The Climb surprend constamment grâce à ses incessants changements de ton, ses contre-pieds scénaristiques inattendus, et sa façon de désamorcer la tragédie par des passages comiques souvent pince-sans-rire. C'est peut-être, à la longue, une certaine facilité, car cela limite le développement des deux personnages et permet à Covino de ne pas creuser ses sujets jusqu'au bout. Malgré tout, on se prend d'intérêt pour cette histoire d'amitié sensible et ces deux cyclistes amateurs qui essaient de remonter la pente.
Film baroque, à sketches, sur l'amitié indéfectible entre deux hommes dont l'un est toxique pour l'autre. Original dans son sujet et son montage, mais ça ne suffit pas à faire un grand film. Mais ça peut donner envie de faire du vélo...
The Climb montre une histoire autour de 2 amis au tempérament différents dont l'amitié est plus fort que tout. Cette amitié va basculer le jour où l'un deux confiera avoir coucher avec la fiancée de son ami... Un drame va ensuite les réunir de nouveau. Film à la fois touchant et parfois drôle mais un rythme très inégal et des acteurs pas assez puissants en font un film moyen au final. Bref : une montagne à gravir pour une amitié trahit.
Quasi film à sketch, le film raconte en fil conducteur l'amitié compliquée entre deux trentenaires. C'est tragique mais drôle aussi. Quelques petites pertes de rythme mais une mise en scène composées de jolies plans séquences qui annoncent un très bon réal en devenir !
Cette histoire d’amitié masculine a tapé dans l’œil de pas mal d’organisateurs de festivals et de la presse spécialisée. La mise en scène est stylisée, l’humour décalé, mais au delà d’une originalité qui fait son charme, je n’ai personnellement pas accroché plus que ça.
Comment raconter l'amitié en ne se focalisant que sur ce qui la détruit. Ce Climb nous amène d'emblée à juger Kyle et Mike, deux amis d'enfance qui se bouffent l'un l'autre dès qu'une relation amoureuse les éloigne. La métaphore lourde était à craindre après cette première scène très drôle, où Kyle avoue à Mike qu'il a couché avec sa femme tandis qu'ils grimpent un col à vélo. Verrait-on des références constantes à une prétendue interdépendance entre les deux, à l'image de deux coureurs luttant pour atteindre le premier un sommet ? Pas du tout (hormis la dernière scène, très lourde). Covino a plutôt fait dans la subtilité narrative, à travers de larges ellipses, pour accentuer le sentiment de fatalité. Chaque chapitre - il y en a huit - alliant continuité et rupture par rapport à ce que l'on a vu précédemment. L'ensemble suggère le temps qui passe et qui emporte les certitudes, traçant une voie incertaine dans une relation amicale aussi toxique qu'empreinte de non-dits.
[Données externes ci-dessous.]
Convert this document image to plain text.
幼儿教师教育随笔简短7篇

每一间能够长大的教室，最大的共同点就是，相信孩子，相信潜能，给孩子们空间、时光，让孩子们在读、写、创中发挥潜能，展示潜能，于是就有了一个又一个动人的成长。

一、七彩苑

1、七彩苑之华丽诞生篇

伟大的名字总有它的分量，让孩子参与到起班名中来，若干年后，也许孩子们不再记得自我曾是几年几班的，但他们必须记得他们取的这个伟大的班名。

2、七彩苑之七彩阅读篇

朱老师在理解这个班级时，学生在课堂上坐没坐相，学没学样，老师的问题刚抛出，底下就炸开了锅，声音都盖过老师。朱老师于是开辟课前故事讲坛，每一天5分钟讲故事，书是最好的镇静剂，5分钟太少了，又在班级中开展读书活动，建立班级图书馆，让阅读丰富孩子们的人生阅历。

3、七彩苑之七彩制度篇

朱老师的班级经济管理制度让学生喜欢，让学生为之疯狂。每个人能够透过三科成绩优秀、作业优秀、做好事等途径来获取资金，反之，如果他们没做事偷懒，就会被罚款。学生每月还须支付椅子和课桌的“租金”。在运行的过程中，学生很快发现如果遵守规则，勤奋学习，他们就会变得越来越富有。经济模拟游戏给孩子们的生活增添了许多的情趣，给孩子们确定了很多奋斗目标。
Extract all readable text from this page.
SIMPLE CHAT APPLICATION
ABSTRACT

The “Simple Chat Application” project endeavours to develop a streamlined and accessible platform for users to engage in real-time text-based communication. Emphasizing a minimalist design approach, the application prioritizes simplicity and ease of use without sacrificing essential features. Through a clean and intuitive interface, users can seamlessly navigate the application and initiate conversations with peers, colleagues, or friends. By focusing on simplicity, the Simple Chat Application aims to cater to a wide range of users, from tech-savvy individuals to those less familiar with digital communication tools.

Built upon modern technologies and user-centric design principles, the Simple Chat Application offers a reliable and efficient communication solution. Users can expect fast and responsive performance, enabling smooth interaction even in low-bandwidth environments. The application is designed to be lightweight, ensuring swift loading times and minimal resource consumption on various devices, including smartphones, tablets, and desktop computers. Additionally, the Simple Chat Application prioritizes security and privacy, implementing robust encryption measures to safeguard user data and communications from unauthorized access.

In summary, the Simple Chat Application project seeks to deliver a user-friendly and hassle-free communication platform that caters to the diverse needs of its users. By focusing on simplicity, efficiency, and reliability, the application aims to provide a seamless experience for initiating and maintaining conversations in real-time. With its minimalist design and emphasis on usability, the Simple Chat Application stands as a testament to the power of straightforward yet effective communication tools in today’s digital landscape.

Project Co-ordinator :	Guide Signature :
Les nombreux plans-séquences et la caméra distante m'ont plutôt donné l'impression d'un formalisme excessif, mais je préfèrerai toujours la prétention audacieuse à l'humilité sage ; d'autant plus lorsqu'il s'agit d'un premier film comme celui-ci et que le cinéaste impose ainsi le début d'une signature, même un peu maladroite.
Un américain cinéphile,francophile et vélophile, c'est déjà sympa. De belles idées de mise en scène, de dialogues, de rythme. Très agréable sous des dehors futiles
Chronique d’une tumultueuse histoire d’amitié. Une comédie subtile et attachante, à l’humour caustique et burlesque, portée par une interprétation impeccable.
La tonalité singulière du film entre psychologie sarcastique, drame relationnel et tendre itinéraire de vie d'équilibriste peut décontenancer, notamment dans certaines scènes totalement décomplexées voire absurdes mais grâce au casting ainsi qu'à l'écriture une certaine pertinence se dégage de cet ensemble hétéroclite d'ellipses chapitrées . Une expérience estampillée festivals indépendants!